Крушение империи
Шрифт:
Круглое, плотное, с туго натянутой кожей лицо Владимира Дмитриевича лукаво постреливало дробью черненьких упрямых глаз.
Кто-то чересчур громко расхохотался. Тогда глава партии, пряча в боковой карман «исторический листок», приблизился к собеседникам и стал в центр их.
— Лучше, — сказал он, и все умолкли, — лучше, однако, переболеть уже, чем быть еще больным флюсом, не так ли? Но, господа, никто не болен. Владимир Дмитриевич просто… умышленно раздул свою щеку, — не так ли?
О, этот осторожный седоглавый человек
…Стали расходиться вскоре же после окончания заседания. На послезавтра было назначено открытие обеих законодательных палат и — до того — высочайший прием депутатов в Зимнем.
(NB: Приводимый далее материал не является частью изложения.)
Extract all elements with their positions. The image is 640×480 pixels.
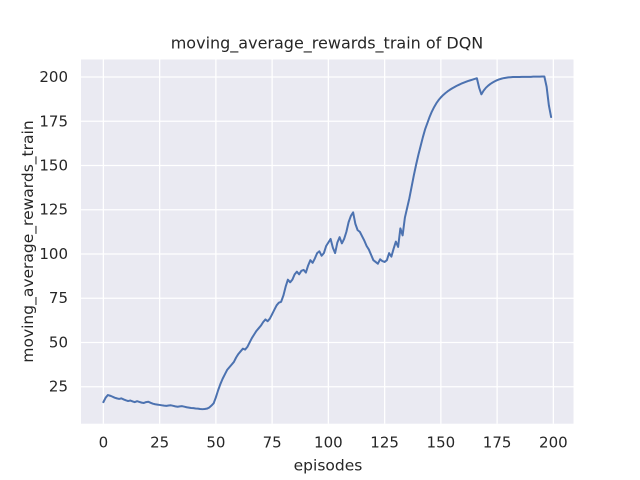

Едва Лев Павлович успел проводить участников заседания и вернуться к себе, чтобы отдохнуть, как в передней раздался звонок, и через минуту кто-то постучал в дверь.
— Войдите…
В комнату, с портфелем в руках, вошел Фома Асикритов. Журналист был в чесучовом пиджаке — длинном, почти до колен, и коротком в рукавах, отчего его маленькая подвижная фигурка приобретала еще более смешливый вид.
«Чертик!» — невольно улыбнулся Карабаев, глядя с дивана на своего родственника, который не всегда был ему приятен.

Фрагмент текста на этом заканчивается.